Despite our bodies having symmetrical right and left sides, the majority of people prefer to use their right hands for many tasks. Handedness is a type of lateralized behaviour, a feature long thought to be unique to humans, but in recent years, similar behaviours have been observed in other non-human mammals, birds, amphibians, reptiles, and fish.
Lateralized behaviours, such as handedness, have been linked to the division of the brain into two hemispheres in some animals, but figuring out how far back in time these kinds of behaviours extend is a tall task. Fossils don’t usually preserve a lot of evidence of behaviour.
But a team of palaeontologists, including lead authors Dr. Robert Reisz, a professor at the University of Toronto Mississauga, Canada, and Dr. Mark MacDougall, a postdoctoral researcher at the Museum für Naturkunde Berlin, Germany, conducted the first investigation of lateralized behaviour in a fossil reptile, but not by examining the bones of its hands or feet, but by looking at its teeth.
Using numerous fossil specimens, the scientists were able to determine that a 289 million-year-old reptile called Captorhinus had a clear preference to use the right side of its jaws over the left when eating food, a behavioural lateralization similar to the preference for right-handedness in humans.
“We are very fortunate to have a perfect model species for such a project, because this early reptile is not only known from a lot of excellently preserved specimens, but it had a distinctive set of teeth that record a lot more information about feeding behavior compared to other reptiles” says Dr. Robert Reisz.
Captorhinus was a small reptile, less than a meter in length, that presumably fed on plants and smaller animals during the early Permian period. Unlike other reptiles, its teeth were laid out along the jaws into multiple rows, which allowed Captorhinus to hang on to its older teeth for much longer. By counting the number of worn teeth in left and right jaws of these fossils, the researchers found that, on average, they were more frequently worn on the right sides of the jaws compared to the left.

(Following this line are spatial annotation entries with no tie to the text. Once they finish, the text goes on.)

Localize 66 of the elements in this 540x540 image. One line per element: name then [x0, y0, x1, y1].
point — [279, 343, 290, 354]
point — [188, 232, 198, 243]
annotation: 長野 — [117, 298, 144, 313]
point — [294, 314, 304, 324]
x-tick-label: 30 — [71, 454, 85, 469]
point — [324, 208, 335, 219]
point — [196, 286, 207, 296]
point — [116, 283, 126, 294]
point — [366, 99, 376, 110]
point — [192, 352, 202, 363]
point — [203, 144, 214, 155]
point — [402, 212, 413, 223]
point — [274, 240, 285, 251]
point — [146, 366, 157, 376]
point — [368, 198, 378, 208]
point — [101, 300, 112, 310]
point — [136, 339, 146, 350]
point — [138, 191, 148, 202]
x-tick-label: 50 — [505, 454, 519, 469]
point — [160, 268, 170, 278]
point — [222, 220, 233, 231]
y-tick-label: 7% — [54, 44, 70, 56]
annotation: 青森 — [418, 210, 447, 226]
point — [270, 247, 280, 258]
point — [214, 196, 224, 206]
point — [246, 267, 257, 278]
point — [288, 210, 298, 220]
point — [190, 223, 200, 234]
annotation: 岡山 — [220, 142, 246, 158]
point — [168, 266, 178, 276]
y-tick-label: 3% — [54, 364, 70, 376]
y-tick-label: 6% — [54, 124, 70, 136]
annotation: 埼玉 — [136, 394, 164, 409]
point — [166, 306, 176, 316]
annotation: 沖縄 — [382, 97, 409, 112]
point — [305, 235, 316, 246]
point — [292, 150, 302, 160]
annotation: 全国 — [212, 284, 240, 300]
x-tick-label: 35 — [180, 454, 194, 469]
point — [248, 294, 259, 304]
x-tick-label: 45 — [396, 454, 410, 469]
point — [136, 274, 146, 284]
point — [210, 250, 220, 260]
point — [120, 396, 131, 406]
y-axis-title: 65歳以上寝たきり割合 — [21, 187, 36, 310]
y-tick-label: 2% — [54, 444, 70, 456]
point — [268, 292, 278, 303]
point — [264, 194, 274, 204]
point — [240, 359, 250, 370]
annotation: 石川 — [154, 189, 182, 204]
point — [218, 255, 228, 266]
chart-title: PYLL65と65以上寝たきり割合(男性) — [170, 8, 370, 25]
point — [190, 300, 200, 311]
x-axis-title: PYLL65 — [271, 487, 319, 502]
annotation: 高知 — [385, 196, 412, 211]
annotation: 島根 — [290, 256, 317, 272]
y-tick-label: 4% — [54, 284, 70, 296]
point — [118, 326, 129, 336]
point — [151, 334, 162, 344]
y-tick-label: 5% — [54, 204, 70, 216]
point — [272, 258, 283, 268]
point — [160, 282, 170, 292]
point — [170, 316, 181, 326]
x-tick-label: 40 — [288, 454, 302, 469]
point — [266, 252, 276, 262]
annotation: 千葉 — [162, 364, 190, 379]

The identification of this ‘right-handed’ behaviour in this ancient reptile has important implications for the evolution of lateralization, as the results of this study reveal that lateralized behaviour has a very ancient history within reptiles.
“The presence of this lateralized feeding behaviour in such an ancient animal also provides evidence that the split of the brain into two hemispheres may have happened long ago. This is the first study to extend such evidence into deep history, to the very base of reptile evolution” says Dr. Mark MacDougall.
The team also consisted of colleagues from Canada and the USA: Dr. Aaron LeBlanc of the University of Alberta, Ramon Nagesan of the University of Michigan, and Diane Scott of the University of Toronto Mississauga.